Film (11 - 12 pm): Inspired by Donna J. Haraway’s ontological question- "When I touch my dog, who do I touch?"- Goodbye, Snowball explores deep and sensitive interspecies entanglement between political activist Sergei Kostin and his beloved dog, Snowball. In this film, the declining political scenario in the USA leading up to the 2020 election intersects with Sergei's personal journey through his dog's failing health.

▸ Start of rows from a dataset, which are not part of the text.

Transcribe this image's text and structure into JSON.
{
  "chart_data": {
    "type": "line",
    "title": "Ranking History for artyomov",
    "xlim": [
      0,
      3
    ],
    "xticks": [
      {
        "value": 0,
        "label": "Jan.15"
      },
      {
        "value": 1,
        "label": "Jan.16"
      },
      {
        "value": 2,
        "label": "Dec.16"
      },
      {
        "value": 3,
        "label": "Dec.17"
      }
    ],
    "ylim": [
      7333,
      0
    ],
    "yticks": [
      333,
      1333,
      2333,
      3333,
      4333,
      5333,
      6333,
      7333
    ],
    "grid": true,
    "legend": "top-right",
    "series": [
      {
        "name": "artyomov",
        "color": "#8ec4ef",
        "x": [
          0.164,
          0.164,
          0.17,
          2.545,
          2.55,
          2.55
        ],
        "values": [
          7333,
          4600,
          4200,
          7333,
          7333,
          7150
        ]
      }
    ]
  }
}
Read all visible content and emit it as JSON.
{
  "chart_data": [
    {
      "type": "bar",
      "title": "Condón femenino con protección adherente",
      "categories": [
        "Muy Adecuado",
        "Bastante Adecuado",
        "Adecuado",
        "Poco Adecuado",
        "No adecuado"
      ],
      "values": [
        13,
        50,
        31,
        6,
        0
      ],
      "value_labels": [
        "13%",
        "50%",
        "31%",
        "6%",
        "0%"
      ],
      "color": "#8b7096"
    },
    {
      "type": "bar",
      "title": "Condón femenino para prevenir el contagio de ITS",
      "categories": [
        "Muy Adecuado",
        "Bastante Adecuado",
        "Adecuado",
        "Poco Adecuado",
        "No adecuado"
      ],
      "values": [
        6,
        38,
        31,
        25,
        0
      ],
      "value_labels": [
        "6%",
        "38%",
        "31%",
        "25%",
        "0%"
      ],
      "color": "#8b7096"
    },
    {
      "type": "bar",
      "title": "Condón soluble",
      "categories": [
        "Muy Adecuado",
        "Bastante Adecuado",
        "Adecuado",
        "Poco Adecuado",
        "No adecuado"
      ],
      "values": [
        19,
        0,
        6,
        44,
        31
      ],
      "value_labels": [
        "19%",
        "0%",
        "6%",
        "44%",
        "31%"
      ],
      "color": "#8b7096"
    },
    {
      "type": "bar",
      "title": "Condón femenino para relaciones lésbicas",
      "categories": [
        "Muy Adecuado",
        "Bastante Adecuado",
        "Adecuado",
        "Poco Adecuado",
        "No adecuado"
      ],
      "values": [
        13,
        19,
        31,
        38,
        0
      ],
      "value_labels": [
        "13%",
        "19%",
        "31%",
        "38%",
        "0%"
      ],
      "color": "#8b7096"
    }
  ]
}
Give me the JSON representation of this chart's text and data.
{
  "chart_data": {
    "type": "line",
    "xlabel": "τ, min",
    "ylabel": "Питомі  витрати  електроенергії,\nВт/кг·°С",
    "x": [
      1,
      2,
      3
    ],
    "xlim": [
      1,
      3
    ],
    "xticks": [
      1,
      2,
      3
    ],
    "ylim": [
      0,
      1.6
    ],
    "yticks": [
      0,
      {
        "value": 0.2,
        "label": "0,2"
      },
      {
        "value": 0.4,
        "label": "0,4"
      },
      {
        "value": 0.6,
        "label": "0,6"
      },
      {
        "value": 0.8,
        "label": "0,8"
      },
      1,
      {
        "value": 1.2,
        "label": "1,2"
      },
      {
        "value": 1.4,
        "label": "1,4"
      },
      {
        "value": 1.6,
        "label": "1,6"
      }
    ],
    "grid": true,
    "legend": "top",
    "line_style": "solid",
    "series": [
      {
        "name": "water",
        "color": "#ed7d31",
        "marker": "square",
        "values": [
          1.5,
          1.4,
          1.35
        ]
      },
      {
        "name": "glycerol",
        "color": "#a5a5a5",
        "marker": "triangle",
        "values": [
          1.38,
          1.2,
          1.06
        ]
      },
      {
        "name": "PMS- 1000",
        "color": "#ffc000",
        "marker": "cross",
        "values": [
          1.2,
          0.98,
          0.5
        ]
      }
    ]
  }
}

As the world around him spirals into chaos, Sergei must confront his fear of saying goodbye to Snowball.

Workshop (12:30 - 2 pm): Dreaming and Reframing Abolition is a mixed media and hybrid filmmaking workshop to create a short stop motion film (3 min) incorporating research and creative methods to analyze the concept of abolition. In this workshop, students will explore the radical possibilities of abolition through a range of filmmaking exercises and activities. The aim of the workshop is to critically analyze the systemic structures of power, and imagine a world rooted in justice. No filmmaking experience required.